Офицерик мой спит по сию пору, однако в отлучку мою он приходил в себя:
записка, какую оставлял, заметно, читана. И конопляный отвар выпит, как
наказывал. Делал перевязки ему и клал мази. Тьфу, тьфу, дай-то Бог, но,
кажется, операции повторной на ноге не потребуется. А за рану штыком вовсе
опасение отстало. Скоро уж очнуться должен он. Обмундирование, оружие его
схоронил в омшанике. Даже крестик нательный вместе с цепочкой снял и
прибрал. Больно уж богатый крестик, чтоб не сказать ничего о владельце
Оспатому со шрамом, коли объявится... А боюсь, объявится.
23 ноября 1919 года. Офицерик пришел в себя вчера около полуночи.
Спросил, где находится, и далеко ли Пихтовая. Я ответил. Ждал, он объяснит,
что стряслось, и что за солдаты с ним были, и почему все заколоты штыками,
а главное, как с пихтовскими, с пушилинскими приказчиками и Востротиным,
сошелся. Он, однако, обо всем об этом говорить не заспешил. Имя свое и
звание сказал: Григорий Николаевич Взоров, старший лейтенант - и все. Чин -
это я и без него, по погонам узнал, а имя. Может быть и чужим назвался.

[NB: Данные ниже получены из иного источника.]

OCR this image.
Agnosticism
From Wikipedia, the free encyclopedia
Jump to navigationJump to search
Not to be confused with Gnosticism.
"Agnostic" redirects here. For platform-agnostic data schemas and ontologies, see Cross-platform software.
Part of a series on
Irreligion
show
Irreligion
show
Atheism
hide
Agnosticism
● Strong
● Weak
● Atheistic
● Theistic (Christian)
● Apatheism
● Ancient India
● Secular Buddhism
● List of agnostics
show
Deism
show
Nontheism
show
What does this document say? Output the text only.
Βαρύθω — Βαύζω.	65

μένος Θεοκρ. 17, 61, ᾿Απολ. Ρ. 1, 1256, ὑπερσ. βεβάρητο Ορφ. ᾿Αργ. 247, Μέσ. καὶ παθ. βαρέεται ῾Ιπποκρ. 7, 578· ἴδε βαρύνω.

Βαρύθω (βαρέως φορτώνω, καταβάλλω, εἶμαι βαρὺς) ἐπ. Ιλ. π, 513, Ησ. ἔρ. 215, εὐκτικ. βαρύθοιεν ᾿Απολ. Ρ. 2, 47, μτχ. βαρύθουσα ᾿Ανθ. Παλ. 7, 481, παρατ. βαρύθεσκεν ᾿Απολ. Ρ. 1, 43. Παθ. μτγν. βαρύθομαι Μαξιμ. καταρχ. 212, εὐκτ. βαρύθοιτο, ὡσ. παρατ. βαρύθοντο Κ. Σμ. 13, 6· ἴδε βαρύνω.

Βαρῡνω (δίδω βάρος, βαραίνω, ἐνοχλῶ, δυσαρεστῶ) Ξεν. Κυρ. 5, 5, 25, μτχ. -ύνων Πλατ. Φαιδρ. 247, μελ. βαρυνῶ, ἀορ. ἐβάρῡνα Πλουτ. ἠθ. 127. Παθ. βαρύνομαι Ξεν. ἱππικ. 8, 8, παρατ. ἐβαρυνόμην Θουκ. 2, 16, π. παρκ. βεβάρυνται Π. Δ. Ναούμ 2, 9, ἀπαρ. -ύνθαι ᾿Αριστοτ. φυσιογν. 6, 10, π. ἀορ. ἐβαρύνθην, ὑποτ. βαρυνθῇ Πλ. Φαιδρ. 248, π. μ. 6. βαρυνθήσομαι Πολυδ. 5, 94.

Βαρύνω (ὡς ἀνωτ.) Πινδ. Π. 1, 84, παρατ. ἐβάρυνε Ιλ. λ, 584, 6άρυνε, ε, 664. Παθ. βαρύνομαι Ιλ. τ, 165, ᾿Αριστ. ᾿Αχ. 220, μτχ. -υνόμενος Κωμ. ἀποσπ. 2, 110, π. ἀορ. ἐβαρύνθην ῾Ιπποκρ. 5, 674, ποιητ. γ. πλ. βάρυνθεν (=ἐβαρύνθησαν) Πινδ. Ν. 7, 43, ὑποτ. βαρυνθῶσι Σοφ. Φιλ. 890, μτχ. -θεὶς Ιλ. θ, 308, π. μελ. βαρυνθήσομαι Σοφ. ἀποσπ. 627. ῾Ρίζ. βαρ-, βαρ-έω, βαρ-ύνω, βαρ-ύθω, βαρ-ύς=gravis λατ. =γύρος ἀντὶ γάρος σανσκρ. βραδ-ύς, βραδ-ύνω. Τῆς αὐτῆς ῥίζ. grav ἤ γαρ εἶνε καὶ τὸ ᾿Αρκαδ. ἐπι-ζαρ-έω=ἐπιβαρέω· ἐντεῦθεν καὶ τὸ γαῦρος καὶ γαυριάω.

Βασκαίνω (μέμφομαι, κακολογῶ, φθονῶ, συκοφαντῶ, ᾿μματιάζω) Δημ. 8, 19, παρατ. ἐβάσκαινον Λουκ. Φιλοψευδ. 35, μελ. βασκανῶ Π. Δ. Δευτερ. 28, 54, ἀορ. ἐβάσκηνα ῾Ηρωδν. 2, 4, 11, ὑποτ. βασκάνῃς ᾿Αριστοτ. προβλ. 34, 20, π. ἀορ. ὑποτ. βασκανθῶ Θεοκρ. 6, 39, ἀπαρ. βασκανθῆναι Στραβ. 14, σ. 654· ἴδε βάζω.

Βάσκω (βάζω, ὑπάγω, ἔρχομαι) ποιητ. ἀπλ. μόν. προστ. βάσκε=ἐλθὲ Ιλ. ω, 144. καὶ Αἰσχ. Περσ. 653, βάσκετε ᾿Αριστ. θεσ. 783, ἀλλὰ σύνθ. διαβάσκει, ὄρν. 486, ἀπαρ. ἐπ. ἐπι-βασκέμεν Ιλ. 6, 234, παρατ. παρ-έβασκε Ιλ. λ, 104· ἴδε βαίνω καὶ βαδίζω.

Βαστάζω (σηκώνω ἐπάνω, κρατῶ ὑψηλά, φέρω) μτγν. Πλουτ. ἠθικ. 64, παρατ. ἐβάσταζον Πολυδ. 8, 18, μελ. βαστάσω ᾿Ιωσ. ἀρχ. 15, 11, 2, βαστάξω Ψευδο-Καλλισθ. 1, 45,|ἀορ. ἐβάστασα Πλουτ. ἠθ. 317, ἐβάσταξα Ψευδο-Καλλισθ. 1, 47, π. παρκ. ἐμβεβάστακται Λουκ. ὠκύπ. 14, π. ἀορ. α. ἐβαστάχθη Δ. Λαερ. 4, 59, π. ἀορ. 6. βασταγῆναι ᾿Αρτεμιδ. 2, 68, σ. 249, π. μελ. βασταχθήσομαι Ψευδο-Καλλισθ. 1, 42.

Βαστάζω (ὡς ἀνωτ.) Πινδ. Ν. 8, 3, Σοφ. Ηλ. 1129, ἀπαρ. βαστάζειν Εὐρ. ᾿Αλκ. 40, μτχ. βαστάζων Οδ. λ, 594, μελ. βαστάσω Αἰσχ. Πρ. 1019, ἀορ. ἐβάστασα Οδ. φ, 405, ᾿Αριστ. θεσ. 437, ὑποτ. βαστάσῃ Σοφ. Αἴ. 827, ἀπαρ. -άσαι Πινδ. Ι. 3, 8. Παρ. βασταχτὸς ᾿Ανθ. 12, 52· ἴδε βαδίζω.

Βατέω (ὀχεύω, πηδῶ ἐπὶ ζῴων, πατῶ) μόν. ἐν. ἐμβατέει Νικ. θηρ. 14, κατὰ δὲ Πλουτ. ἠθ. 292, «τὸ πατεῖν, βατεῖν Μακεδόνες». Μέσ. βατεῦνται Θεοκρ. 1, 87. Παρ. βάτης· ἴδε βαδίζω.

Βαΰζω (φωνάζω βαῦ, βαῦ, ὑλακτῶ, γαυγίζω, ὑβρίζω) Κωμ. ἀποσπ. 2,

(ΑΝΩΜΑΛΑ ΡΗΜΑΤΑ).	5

Хотя, какой прок? Предупредил, что мундир его и все прочее спрятал и что
лучше ему забыть, кто он есть на самом деле, а если вдруг кто нагрянет,
назывался просто Григорием, родственником моим. Рассказал про утрешнюю
встречу с Оспатым (умолчал, за каким занятием застал меня Оспатый). Что
красные еще вчера утром прошли близко от пасеки на восток, всего сильней на
него подействовало. После этого он даже совсем безразлично выслушал про
ампутированный палец на ноге и ничего не спросил. И о штыковой ране, что
она теперь не опасна, заживать будет, тоже ни словечка. Будто и не о нем
разговор, его не касается.
11 ноября 1919 года. Жил эти дни в ожидании - нагрянет Оспатый, либо кто
по его указке. Кажется, Бог миловал. С позавчера снег повалил, и посейчас
сыплет и сыплет. Уйма снегу. Так что к пасеке, кроме как на лыжах, не
добраться. Григорий молчит. Попросил, как очнулся, не выпытывать, кто он и
что стряслось с ним, и молчит. И Господь с ним, что человеку лезть в душу,
пусть поправляется.
2 января 1920 года. Месяц не писал, и недосуг было. Поторопился
определить, будто вовсе уж на поправку дело пошло у Григория. Он вдруг так
расхворался - до половины декабря никак не чаял, что выживет, хоть силы все
вкладывал. Однако ж поставил на ноги к Рождеству! Григорий хотел, чтоб в
Пихтовую я наведался. Мне и без хотения его давненько пора было к своим,
проведать, вчера к ночи возвратился. Там - красные уже, и губернский центр
у них. Железнодорожные колеи забиты вагонами, паровозы промерзли. Вагоны
полны добра: обмундирование, одежда всякая, продукты, колчаковы деньги в
мешках. Пачки денег. Снег метет на рассыпанные банкноты на путях, никто их
не подбирает. А у вагонов с провизией, с оружием, с одеждой - охранники...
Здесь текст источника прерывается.